TeachOpenCADD

Open source data and software are increasingly generated, developed and used in computer-aided drug design (CADD). This development allows to build modular pipelines for reproducible and reusable research as well as to explore and contribute to open software code. While code and usage of such software is usually well documented, its full potential for CADD projects often remains unreached, especially for beginners, due to the lack of application examples combining different toolkits.

TeachOpenCADD is a teaching platform offering tutorials on central topics in cheminformatics and structural bioinformatics. The tutorials contain theoretical background and practical implementations using open source data and software. Implementations are available in two formats: On the one hand, interactive Jupyter notebooks demonstrate how to set up code-based pipelines (Python). On the other hand, the same topics are transformed into KNIME workflows, an alternative to code-based workflows. Here, an intuitive, drag-and-drop style graphical interface is used to string together pre-implemented code units (nodes) with standardized functionalities.

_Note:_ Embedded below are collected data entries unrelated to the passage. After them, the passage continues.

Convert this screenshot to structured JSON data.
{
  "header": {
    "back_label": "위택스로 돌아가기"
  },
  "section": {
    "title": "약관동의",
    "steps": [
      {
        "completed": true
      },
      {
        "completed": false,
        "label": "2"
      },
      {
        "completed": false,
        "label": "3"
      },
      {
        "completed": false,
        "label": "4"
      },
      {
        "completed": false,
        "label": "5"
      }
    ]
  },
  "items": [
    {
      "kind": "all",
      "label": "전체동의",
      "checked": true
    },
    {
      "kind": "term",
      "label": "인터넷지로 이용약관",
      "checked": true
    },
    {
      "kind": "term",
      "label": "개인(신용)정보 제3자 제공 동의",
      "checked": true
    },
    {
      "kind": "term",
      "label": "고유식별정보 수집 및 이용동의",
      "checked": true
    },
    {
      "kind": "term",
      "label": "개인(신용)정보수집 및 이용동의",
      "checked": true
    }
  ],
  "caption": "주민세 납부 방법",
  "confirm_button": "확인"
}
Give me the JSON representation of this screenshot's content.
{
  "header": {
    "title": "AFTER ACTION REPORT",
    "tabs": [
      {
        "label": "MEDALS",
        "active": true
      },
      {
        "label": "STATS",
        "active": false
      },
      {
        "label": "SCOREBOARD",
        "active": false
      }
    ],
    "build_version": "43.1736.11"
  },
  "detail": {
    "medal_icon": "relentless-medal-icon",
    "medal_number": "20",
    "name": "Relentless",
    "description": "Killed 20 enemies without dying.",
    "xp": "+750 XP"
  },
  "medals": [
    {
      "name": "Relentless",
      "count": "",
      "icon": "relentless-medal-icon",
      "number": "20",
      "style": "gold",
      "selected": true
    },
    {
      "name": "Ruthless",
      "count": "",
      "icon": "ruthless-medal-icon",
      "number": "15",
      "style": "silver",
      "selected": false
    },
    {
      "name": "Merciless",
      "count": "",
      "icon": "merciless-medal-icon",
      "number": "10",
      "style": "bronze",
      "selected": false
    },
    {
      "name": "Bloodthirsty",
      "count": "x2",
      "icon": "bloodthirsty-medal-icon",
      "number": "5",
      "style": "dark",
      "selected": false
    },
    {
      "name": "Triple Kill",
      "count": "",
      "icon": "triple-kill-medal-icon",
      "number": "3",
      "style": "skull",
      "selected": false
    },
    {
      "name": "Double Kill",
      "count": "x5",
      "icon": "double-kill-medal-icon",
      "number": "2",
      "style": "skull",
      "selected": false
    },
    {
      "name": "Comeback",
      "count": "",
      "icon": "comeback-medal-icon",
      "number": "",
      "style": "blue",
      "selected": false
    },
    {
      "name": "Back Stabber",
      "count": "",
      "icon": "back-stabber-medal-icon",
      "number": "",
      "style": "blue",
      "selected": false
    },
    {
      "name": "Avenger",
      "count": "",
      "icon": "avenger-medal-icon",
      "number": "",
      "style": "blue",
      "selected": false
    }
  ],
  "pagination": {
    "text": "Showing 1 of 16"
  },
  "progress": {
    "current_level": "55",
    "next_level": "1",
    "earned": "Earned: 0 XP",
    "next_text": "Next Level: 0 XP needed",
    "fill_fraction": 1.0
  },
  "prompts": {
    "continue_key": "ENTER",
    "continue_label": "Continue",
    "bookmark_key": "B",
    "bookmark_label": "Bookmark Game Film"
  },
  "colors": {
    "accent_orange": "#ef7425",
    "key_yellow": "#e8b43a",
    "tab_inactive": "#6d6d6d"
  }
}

TeachOpenCADD is suitable for self-study training and classroom teaching, but can also serve as a starting point in research projects. The platform is freely available on GitHub and open to contributions from the community.

The TeachOpenCADD platform offers tutorials covering a step-by-step pipeline to propose novel EGFR kinase inhibitors with concepts from cheminformatics (green) and structural bioinformatics (orange).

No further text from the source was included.